Ketter confirmed it will take Fiat two months from Job 1 (the technical definition of production start) to the beginning of sales to customers, set to start in February 2012.
Profitable production
To make domestic production profitable, Marchionne asked unions to increase efficiency by about 70 percent, switching to a three-shift, 280-workday year from the current two shifts and 235 workdays.
Fiat's underutilized Pomigliano factory plays a crucial role in the CEO's Fabbrica Italia plan. By investing 800 million euros to make the new Panda in Pomigliano, Marchionne wants to see a tenfold improvement in the plant's output by 2014.
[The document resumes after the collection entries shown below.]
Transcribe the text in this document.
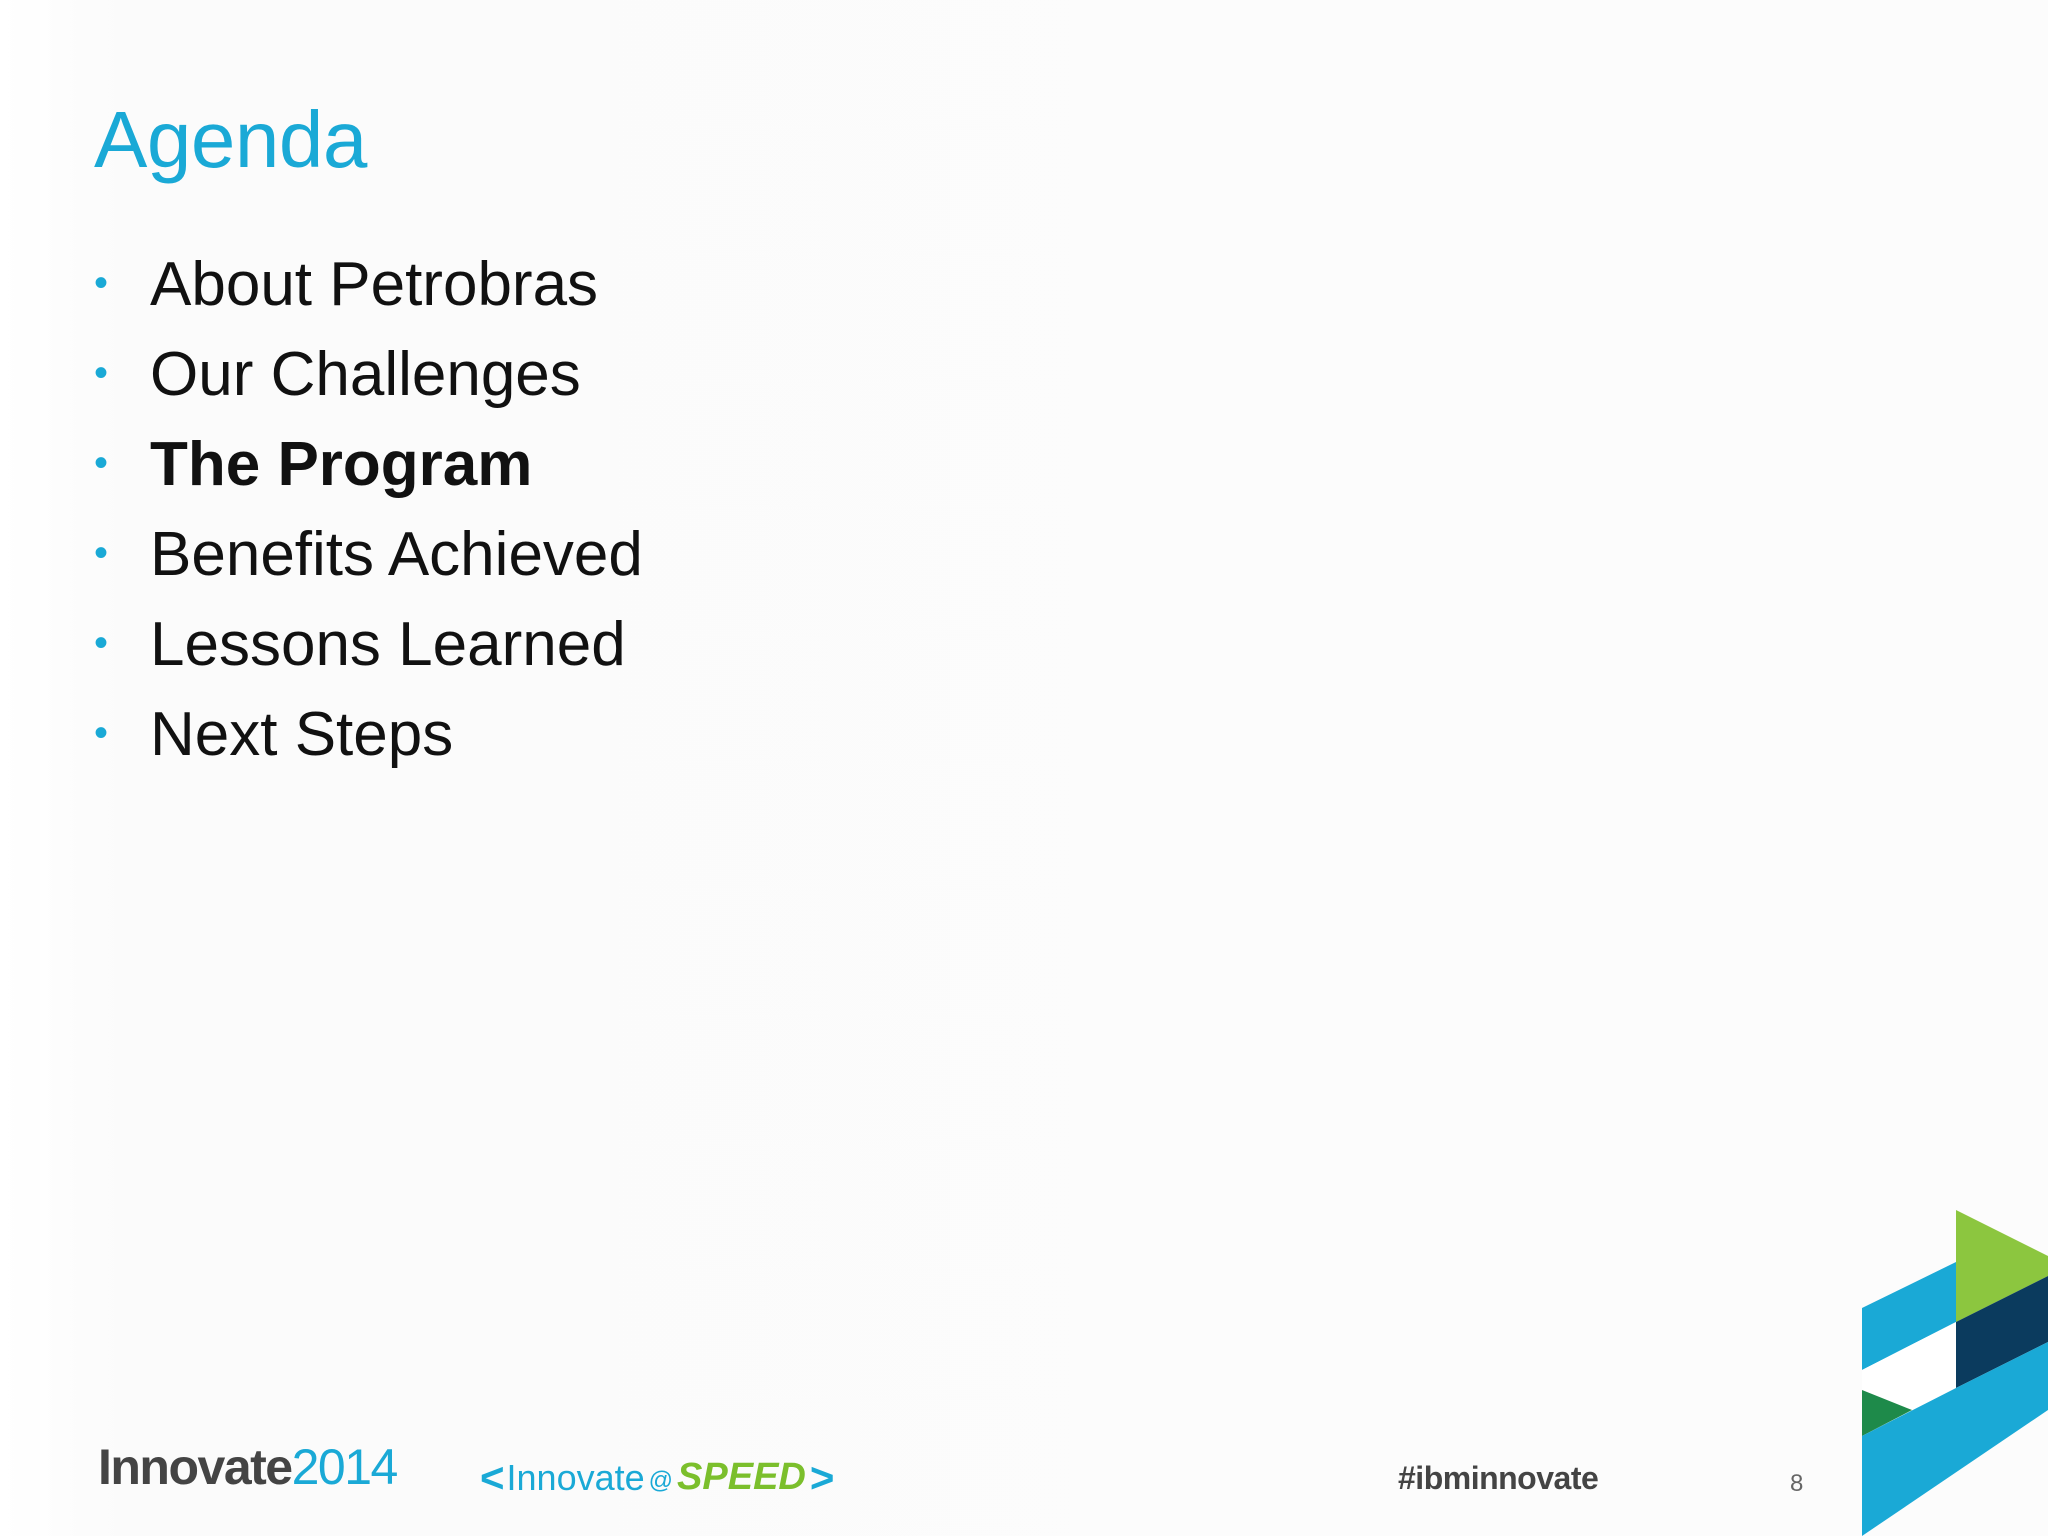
Agenda
• About Petrobras
• Our Challenges
• The Program
• Benefits Achieved
• Lessons Learned
• Next Steps
Innovate2014 < Innovate @ SPEED >	#ibminnovate	8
Last year, the plant built about 30,000 units of four Alfa Romeo models, the 159 mid-sized sedan and wagon, plus the final units of the 147 compact hatchback and GT coupe. Both cars were discontinued at the end of 2010.
Marchionne expects Pomigliano's output to rise to 270,000 to 300,000 units a year at full capacity because of the Panda's production there and the new labor deal.
The current Panda, which was launched in late 2003, has been Europe's best-selling minicar since its first full year of sales, 2004, according to figures from market researcher JATO Dynamics.
Fueled by scrapping incentives in Europe's five largest markets, Panda sales in Europe peaked at 299,992 units in 2009. Panda volumes declined 21 percent to 236,323 units last year.